In order to clear the way for a Senate vote on President Barack Obama’s quest for special authority to negotiate an Asian trade deal, fellow Democrats insisted Thursday on parallel legislation aimed at currency manipulation by Asian nations, particularly China.
They said nations such as China devalued their currency, to unfairly promote their exports at the expense of U.S. jobs.
But that’s an outmoded argument attacking yesterday’s problem.
China is not devaluing its currency, and it’s actually moving away from policies aimed at propping up its exports.
Its yuan has gained 0.6 percent against the dollar over the past three months, and more than 10 percent over the past year when adjusted for inflation.
This comes as China has been transitioning from an export-led economy to one driven by domestic demand for goods and services.
When the global economy shuddered amid the U.S. financial crisis of 2008-09, China accelerated its move away from an export-led economy, so much so that it no longer holds the largest trade surplus with the United States.
That inglorious honor now belongs to export superpower Germany, which is seldom mentioned as a target for U.S. penalties imposed on its exports.
The White House on Thursday opposed the Democratic proposal to impose retaliatory penalties against currency manipulators – which passed the Senate 78-20 – arguing it would “undermine our international efforts to address this issue.”
What Obama didn’t say is that the International Monetary Fund, established to oversee the world’s currencies, is close to declaring that China no longer manipulates the yuan.
“We are now reaching a point where we are close to, it’s no longer being undervalued,” Markus Rodlauer, deputy chief of the IMF’s Asia department, said last month.
That’s significant. The United States has long pointed to the IMF assessment to bolster its argument that China pegs the yuan at too low a rate against the dollar. The manipulation argument will also become hollower if China’s currency begins trading more freely on global financial markets.
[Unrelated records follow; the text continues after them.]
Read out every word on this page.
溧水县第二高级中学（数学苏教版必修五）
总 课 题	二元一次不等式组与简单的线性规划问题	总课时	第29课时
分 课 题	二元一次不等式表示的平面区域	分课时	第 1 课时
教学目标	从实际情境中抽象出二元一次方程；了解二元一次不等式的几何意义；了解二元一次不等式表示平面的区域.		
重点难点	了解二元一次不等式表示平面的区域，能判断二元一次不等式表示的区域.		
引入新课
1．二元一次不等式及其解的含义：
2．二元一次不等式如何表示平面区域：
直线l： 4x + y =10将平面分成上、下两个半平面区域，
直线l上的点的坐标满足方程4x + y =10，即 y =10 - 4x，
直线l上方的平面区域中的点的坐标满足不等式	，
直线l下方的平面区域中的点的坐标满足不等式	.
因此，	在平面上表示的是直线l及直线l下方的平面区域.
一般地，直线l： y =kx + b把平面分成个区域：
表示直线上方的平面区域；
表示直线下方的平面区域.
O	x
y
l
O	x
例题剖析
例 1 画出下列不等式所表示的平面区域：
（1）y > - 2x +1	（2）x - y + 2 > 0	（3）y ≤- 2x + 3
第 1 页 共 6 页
China adopted the IMF’s accounting standards this month for its balance of payments with other countries, part of its bid to have its currency join the U.S. dollar, Japanese yen or Europe’s euro as a “freely usable” reserve currency used to settle debts between countries.
If the IMF gives China such status later this year, the yuan’s value would be deemed to be sufficiently convertible, or set by markets, to be treated as seriously as the dollar, yen and euro.
“It’s not fully convertible, but they are moving in that direction,” said Kevin Logan, chief economist for HSBC Securities (USA) Inc., an arm of the global bank HSBC. “Now capital is (increasingly) a two-way street.”
It’s still possible that China would revert.
With China struggling to meet its growth goal this year, calls are growing within that country to devalue the yuan. If China’s economy slows even further, it might prove a test of how serious Beijing is about sticking to a more market-driven rate.